BTW, my mil is very traditional, but she never insisted to buy all the bed linen and clothes. But if she feels to do so, maybe you can go with her to choose, so you do not end up with stuff you do not like or want. Also the 1 month celebration, it is no longer a "must" nowadays, most of my friends did not hold such banquets. I did have an afternoon tea at home for friends and family so everyone got to see the baby. If you think it's too much to cope with at 1 month, but your mil still insists, I also have friends who did the 2 month/100 days celebration instead and that maybe an option to consider.

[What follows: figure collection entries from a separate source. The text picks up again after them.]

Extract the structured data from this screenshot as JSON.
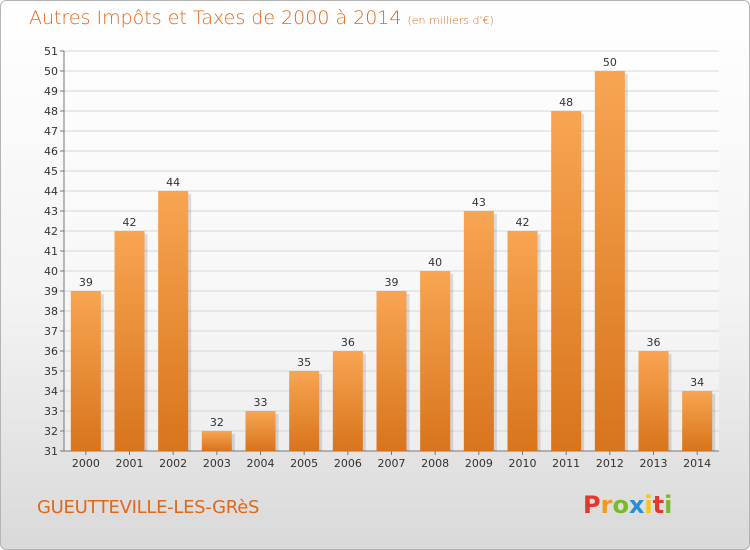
{
  "header": {
    "title": "Autres Impôts et Taxes de 2000 à 2014",
    "subtitle": "(en milliers d'€)"
  },
  "footer": {
    "commune": "GUEUTTEVILLE-LES-GRèS",
    "logo_letters": [
      "P",
      "r",
      "o",
      "x",
      "i",
      "t",
      "i"
    ]
  },
  "colors": {
    "accent": "#e06818",
    "bar_light": "#f8a552",
    "bar_dark": "#d8741c",
    "logo": [
      "#e2382d",
      "#f39a1b",
      "#7ab82e",
      "#2a8fd2",
      "#f5c518",
      "#e2382d",
      "#7ab82e"
    ]
  },
  "chart_data": {
    "type": "bar",
    "title": "Autres Impôts et Taxes de 2000 à 2014",
    "subtitle": "(en milliers d'€)",
    "xlabel": "",
    "ylabel": "",
    "categories": [
      "2000",
      "2001",
      "2002",
      "2003",
      "2004",
      "2005",
      "2006",
      "2007",
      "2008",
      "2009",
      "2010",
      "2011",
      "2012",
      "2013",
      "2014"
    ],
    "values": [
      39,
      42,
      44,
      32,
      33,
      35,
      36,
      39,
      40,
      43,
      42,
      48,
      50,
      36,
      34
    ],
    "ylim": [
      31,
      51
    ],
    "yticks": [
      31,
      32,
      33,
      34,
      35,
      36,
      37,
      38,
      39,
      40,
      41,
      42,
      43,
      44,
      45,
      46,
      47,
      48,
      49,
      50,
      51
    ],
    "grid": true,
    "data_labels": true
  }
}
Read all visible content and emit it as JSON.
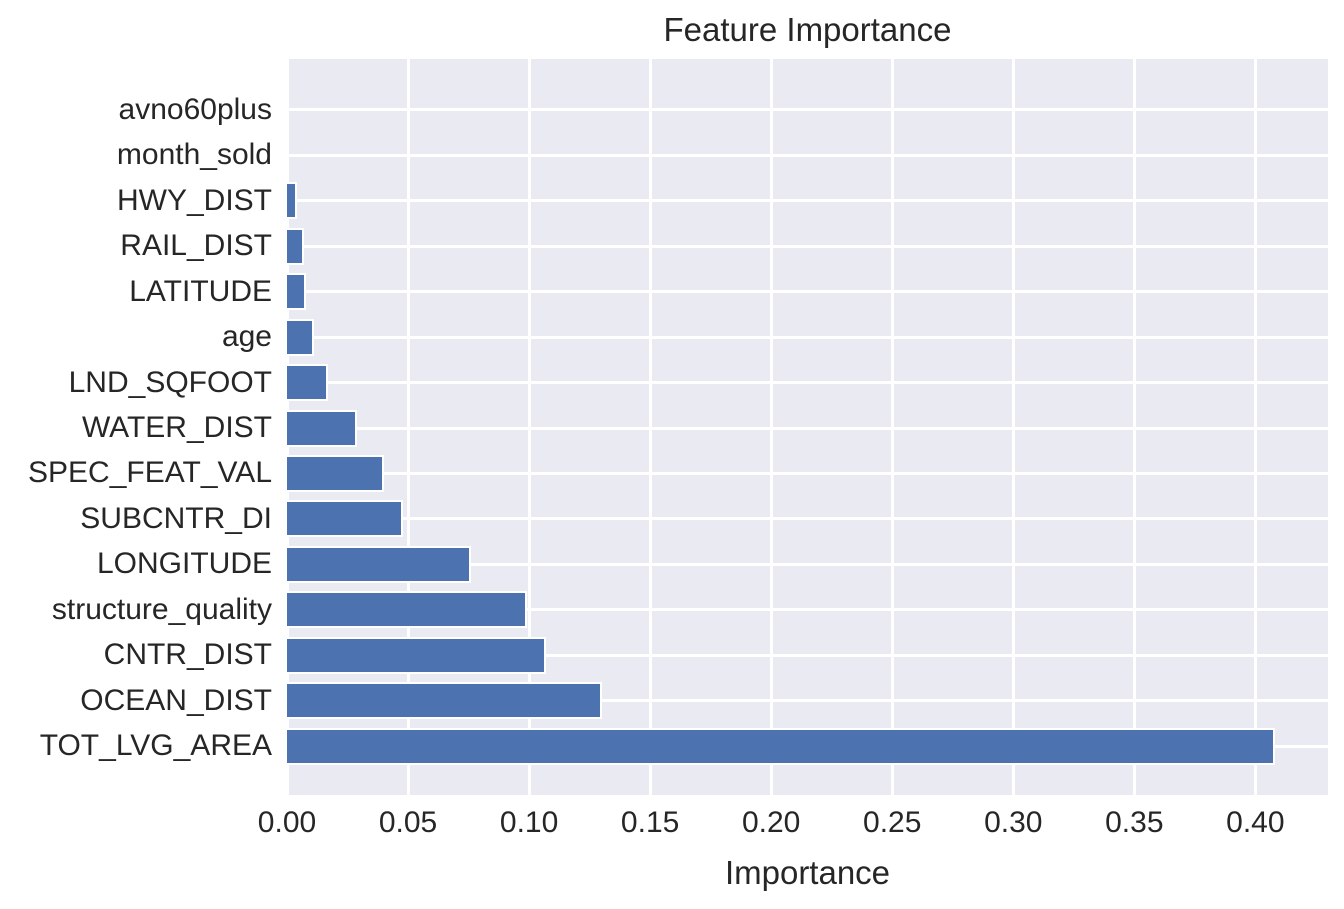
{
  "chart_data": {
    "type": "bar",
    "orientation": "horizontal",
    "title": "Feature Importance",
    "xlabel": "Importance",
    "ylabel": "",
    "categories_top_to_bottom": [
      "avno60plus",
      "month_sold",
      "HWY_DIST",
      "RAIL_DIST",
      "LATITUDE",
      "age",
      "LND_SQFOOT",
      "WATER_DIST",
      "SPEC_FEAT_VAL",
      "SUBCNTR_DI",
      "LONGITUDE",
      "structure_quality",
      "CNTR_DIST",
      "OCEAN_DIST",
      "TOT_LVG_AREA"
    ],
    "values": [
      0.0,
      0.0,
      0.004,
      0.007,
      0.008,
      0.011,
      0.017,
      0.029,
      0.04,
      0.048,
      0.076,
      0.099,
      0.107,
      0.13,
      0.408
    ],
    "xlim": [
      0,
      0.43
    ],
    "xticks": [
      "0.00",
      "0.05",
      "0.10",
      "0.15",
      "0.20",
      "0.25",
      "0.30",
      "0.35",
      "0.40"
    ],
    "grid": true,
    "legend": false,
    "colors": {
      "bar": "#4C72B0",
      "plot_background": "#EAEAF2",
      "gridline": "#FFFFFF",
      "text": "#262626",
      "figure_background": "#FFFFFF"
    }
  }
}
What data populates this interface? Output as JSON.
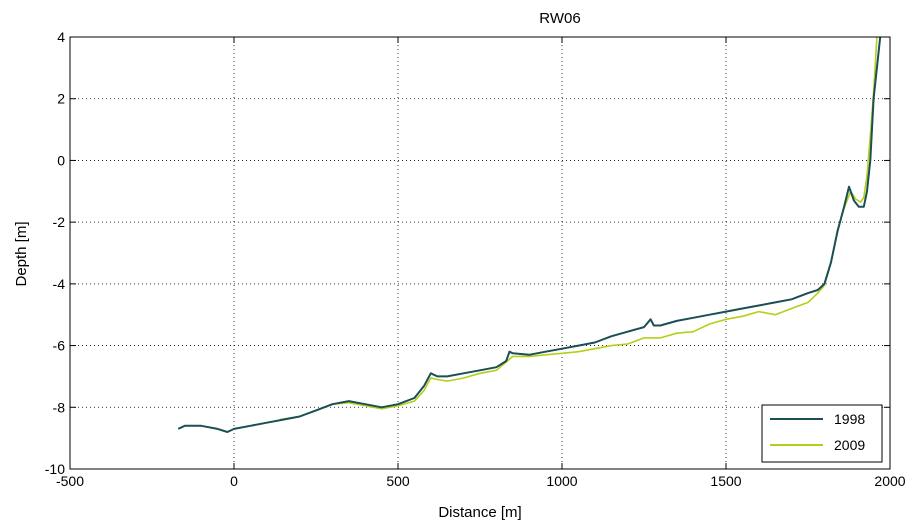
{
  "chart_data": {
    "type": "line",
    "title": "RW06",
    "xlabel": "Distance [m]",
    "ylabel": "Depth [m]",
    "xlim": [
      -500,
      2000
    ],
    "ylim": [
      -10,
      4
    ],
    "xticks": [
      "-500",
      "0",
      "500",
      "1000",
      "1500",
      "2000"
    ],
    "yticks": [
      "4",
      "2",
      "0",
      "-2",
      "-4",
      "-6",
      "-8",
      "-10"
    ],
    "grid": true,
    "legend_position": "bottom-right",
    "series": [
      {
        "name": "1998",
        "color": "#1a4f55",
        "x": [
          -170,
          -150,
          -100,
          -50,
          -20,
          0,
          50,
          100,
          150,
          200,
          250,
          300,
          350,
          400,
          450,
          500,
          550,
          580,
          600,
          620,
          650,
          700,
          750,
          800,
          830,
          840,
          850,
          900,
          950,
          1000,
          1050,
          1100,
          1150,
          1200,
          1250,
          1270,
          1280,
          1300,
          1350,
          1400,
          1450,
          1500,
          1550,
          1600,
          1650,
          1700,
          1750,
          1780,
          1800,
          1820,
          1840,
          1860,
          1875,
          1890,
          1905,
          1920,
          1930,
          1940,
          1950,
          1960,
          1970
        ],
        "y": [
          -8.7,
          -8.6,
          -8.6,
          -8.7,
          -8.8,
          -8.7,
          -8.6,
          -8.5,
          -8.4,
          -8.3,
          -8.1,
          -7.9,
          -7.8,
          -7.9,
          -8.0,
          -7.9,
          -7.7,
          -7.3,
          -6.9,
          -7.0,
          -7.0,
          -6.9,
          -6.8,
          -6.7,
          -6.5,
          -6.2,
          -6.25,
          -6.3,
          -6.2,
          -6.1,
          -6.0,
          -5.9,
          -5.7,
          -5.55,
          -5.4,
          -5.15,
          -5.35,
          -5.35,
          -5.2,
          -5.1,
          -5.0,
          -4.9,
          -4.8,
          -4.7,
          -4.6,
          -4.5,
          -4.3,
          -4.2,
          -4.0,
          -3.3,
          -2.3,
          -1.5,
          -0.85,
          -1.3,
          -1.5,
          -1.5,
          -1.0,
          0.0,
          2.0,
          3.0,
          4.0
        ]
      },
      {
        "name": "2009",
        "color": "#b5cf18",
        "x": [
          140,
          200,
          250,
          300,
          350,
          400,
          450,
          500,
          550,
          580,
          600,
          620,
          650,
          700,
          750,
          800,
          850,
          900,
          950,
          1000,
          1050,
          1100,
          1150,
          1200,
          1250,
          1300,
          1350,
          1400,
          1450,
          1500,
          1550,
          1600,
          1650,
          1700,
          1750,
          1780,
          1800,
          1820,
          1840,
          1860,
          1880,
          1895,
          1910,
          1920,
          1930,
          1940,
          1950,
          1960
        ],
        "y": [
          -8.4,
          -8.3,
          -8.1,
          -7.9,
          -7.85,
          -7.95,
          -8.05,
          -7.95,
          -7.8,
          -7.45,
          -7.05,
          -7.1,
          -7.15,
          -7.05,
          -6.9,
          -6.8,
          -6.35,
          -6.35,
          -6.3,
          -6.25,
          -6.2,
          -6.1,
          -6.0,
          -5.95,
          -5.75,
          -5.75,
          -5.6,
          -5.55,
          -5.3,
          -5.15,
          -5.05,
          -4.9,
          -5.0,
          -4.8,
          -4.6,
          -4.3,
          -4.05,
          -3.3,
          -2.25,
          -1.55,
          -1.0,
          -1.25,
          -1.35,
          -1.2,
          -0.5,
          0.8,
          2.2,
          4.0
        ]
      }
    ]
  }
}
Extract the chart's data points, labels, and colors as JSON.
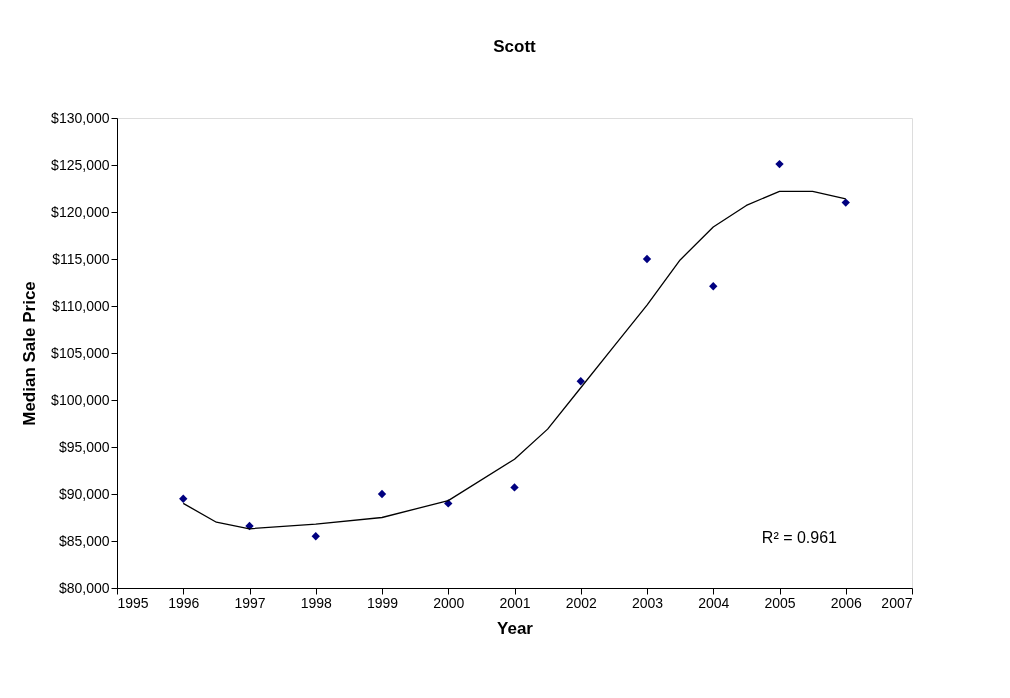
{
  "chart_data": {
    "type": "scatter",
    "title": "Scott",
    "xlabel": "Year",
    "ylabel": "Median Sale Price",
    "x": [
      1996,
      1997,
      1998,
      1999,
      2000,
      2001,
      2002,
      2003,
      2004,
      2005,
      2006
    ],
    "series": [
      {
        "color": "#000080",
        "marker": "diamond",
        "values": [
          89500,
          86600,
          85500,
          90000,
          89000,
          90700,
          102000,
          115000,
          112100,
          125100,
          121000
        ]
      },
      {
        "type": "line",
        "color": "#000000",
        "line_style": "solid",
        "x": [
          1996,
          1996.5,
          1997,
          1998,
          1999,
          2000,
          2001,
          2001.5,
          2002,
          2002.5,
          2003,
          2003.5,
          2004,
          2004.5,
          2005,
          2005.5,
          2006
        ],
        "values": [
          89000,
          87000,
          86300,
          86800,
          87500,
          89300,
          93700,
          96900,
          101300,
          105700,
          110100,
          114900,
          118400,
          120700,
          122200,
          122200,
          121400
        ]
      }
    ],
    "xlim": [
      1995,
      2007
    ],
    "xticks": [
      1995,
      1996,
      1997,
      1998,
      1999,
      2000,
      2001,
      2002,
      2003,
      2004,
      2005,
      2006,
      2007
    ],
    "ylim": [
      80000,
      130000
    ],
    "yticks": [
      {
        "value": 80000,
        "label": "$80,000"
      },
      {
        "value": 85000,
        "label": "$85,000"
      },
      {
        "value": 90000,
        "label": "$90,000"
      },
      {
        "value": 95000,
        "label": "$95,000"
      },
      {
        "value": 100000,
        "label": "$100,000"
      },
      {
        "value": 105000,
        "label": "$105,000"
      },
      {
        "value": 110000,
        "label": "$110,000"
      },
      {
        "value": 115000,
        "label": "$115,000"
      },
      {
        "value": 120000,
        "label": "$120,000"
      },
      {
        "value": 125000,
        "label": "$125,000"
      },
      {
        "value": 130000,
        "label": "$130,000"
      }
    ],
    "annotations": [
      "R² = 0.961"
    ],
    "grid": false
  }
}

I did have ginger chicken rice for a few days and tried to rinse off with ginger water after shower only cos my mil spent time cooking the rice and drying the ginger peel for the water. Personally, I dun think it does anything, although I have friends who swear by its effectiveness. I am now 6 months pregnant and definitely will not be doing it again this time round. I still remembering complaining to my hubby about having the same food very meal and I made him eat it with me. In the end, we could only endure it for a few days.